Saturday, May 25, 2013

Anxiety Takes Many Forms

With some dogs it's impossible not to know that they are afraid or anxious. You reach for them and they cringe, crouch, pee on the floor, maybe roll over and their eyes get big and round. That's what we humans recognize as "fear". But the reality is that dogs, just like humans, have many different ways of showing their anxiety and it isn't always what we expect it to look like. It's not always that obvious.

My foster girls Chima and Salinas show fear in pretty opposite ways. Chima's anxiety shows in a somewhat obvious way. She is very careful around humans and somewhat stand offish. But I have heard people call this type of behavior "defiant" and that is definitely not the case. When a dog or a person is fearful their focus and ability to learn things is compromised. They aren't refusing to do something because they think they are better than you or because they rule the house. They are afraid and the last thing they are thinking about is a "sit" or a "down".  They are thinking "how the hell do I get through this without getting trapped/yelled at/hit". Heck, they could be thinking something else even but it's definitely not "I'm the boss of you."  I digress.

What I want to talk about today is a way anxiety is shown that is probably toughest for people to understand and relate to as true anxiety. It is the clingy, hyper, crazy playful kind of anxiety.  I mean, there is such a thing as a hyper dog that has nothing to do with anxiety. I foster terriers for God's sake - I've met these dogs. But sometimes that non-stop movement is not playing, it's pacing. Sometimes that panting is not from laps around the yard, it's a sign of stress. The pulled back lips that look like a happy smiling dog? Look at the full picture - could just be a tight tense face combined with panting.
Sal  when we were working on training, which is a little stressful since she  is so worried about making sure she pleases her person. I've also learned since this photo was taken that she is afraid of the clicker.
Salinas after her first short walk - quite anxious! Look at her tight  face, ears pulled to the side and panting .
And here's a rare photo of a relaxed Sal. I only have a few. Note how her  cheeks aren't all full of tight ridges and  check out her cute folded ears, mostly flipping to the front.

Unlike Chima, when Salinas gets nervous she seeks out comfort from people. She can't stop moving and rolls around, mouths your hands and feet, play snaps at faces, kicks around, all the while trying to keep as much of her body plastered to you as possible. If her human moves into a space that is inaccessible, like when I go into the gated kitchen, panic can ensue. She paces, runs about the room, and constantly checks in with Chima for reassurance until I come back into the room and then I get a double dose of her love attack.

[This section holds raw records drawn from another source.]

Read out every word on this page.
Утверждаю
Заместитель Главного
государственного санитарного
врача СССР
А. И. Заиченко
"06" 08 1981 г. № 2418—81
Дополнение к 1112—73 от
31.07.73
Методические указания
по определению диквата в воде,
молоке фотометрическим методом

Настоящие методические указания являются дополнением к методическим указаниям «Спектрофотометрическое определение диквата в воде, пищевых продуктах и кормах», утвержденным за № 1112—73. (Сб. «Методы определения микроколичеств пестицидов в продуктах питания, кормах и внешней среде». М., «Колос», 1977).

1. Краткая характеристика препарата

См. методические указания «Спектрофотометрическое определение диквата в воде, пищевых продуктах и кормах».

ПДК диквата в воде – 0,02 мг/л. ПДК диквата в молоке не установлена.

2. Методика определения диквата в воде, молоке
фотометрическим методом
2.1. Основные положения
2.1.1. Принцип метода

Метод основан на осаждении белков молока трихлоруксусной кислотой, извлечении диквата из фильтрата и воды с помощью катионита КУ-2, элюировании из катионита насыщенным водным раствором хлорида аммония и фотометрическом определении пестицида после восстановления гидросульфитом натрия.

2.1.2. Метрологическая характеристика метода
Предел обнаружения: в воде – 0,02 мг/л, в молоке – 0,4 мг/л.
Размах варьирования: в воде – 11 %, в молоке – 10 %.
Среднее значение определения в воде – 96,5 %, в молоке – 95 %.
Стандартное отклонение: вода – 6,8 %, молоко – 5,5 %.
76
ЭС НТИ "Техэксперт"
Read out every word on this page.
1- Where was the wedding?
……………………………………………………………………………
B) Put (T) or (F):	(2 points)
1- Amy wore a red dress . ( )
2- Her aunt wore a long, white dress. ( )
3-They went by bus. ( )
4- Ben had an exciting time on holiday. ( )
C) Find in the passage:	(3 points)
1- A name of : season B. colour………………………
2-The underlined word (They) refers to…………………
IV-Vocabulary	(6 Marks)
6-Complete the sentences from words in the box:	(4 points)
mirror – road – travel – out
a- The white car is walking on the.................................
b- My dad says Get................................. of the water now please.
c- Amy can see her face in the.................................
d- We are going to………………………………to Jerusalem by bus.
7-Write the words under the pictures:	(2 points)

It's not that I don't enjoy being appreciated, but I sure hate to see her in such constant worry and with such low confidence in herself. So while I'm rewarding Chima for coming close to me and seeking out attention from me, Sal gets rewarded for relaxing or kicking back when she's not next to me. I'm rewarding separation in a sense. Because at this point she is unable to relax for the most part we are breaking it down. We start out with her next to me on the couch, wiggling and twirling and flailing away. Then I start some massage - first a belly rub which she both adores but is also worried about - but that slows her down enough that I can then massage her ears. And that seems to be really help Sal settle, relax, and be able to just hang out next to me without needing to be velcroed to me. At least for a little bit.  Below are some photos that show the process we go through right now.
Lots of jumping and rolling around and constant movement
And lots of mouthing - not biting or snapping but play type of mouthing like a puppy would do 
Wanting a belly rub but still worried.; she's slowing down and still now
After some ear work she's starting to relax a little more
Back on her tummy but still a little mouthy
More ear work
And finally she is getting settled. Just hanging out and chilling for a while...

Treats seems to get her more hyped up so really here the reward is the emotional response of feeling settled and the reward of attention and touch. At least, as a beginning trainer that's what I think is reinforcing the behavior.  As she begins to be able to settle apart from me I will bring treats back into the mix.

She's got a long way to go, but with help and continued training, her confidence will grow and her need to pace and constantly move will slowly subside. She'll always be a playful sweet girl, but the goal is to get her to a place where her she's free of the anxiety that currently is a big part of her day.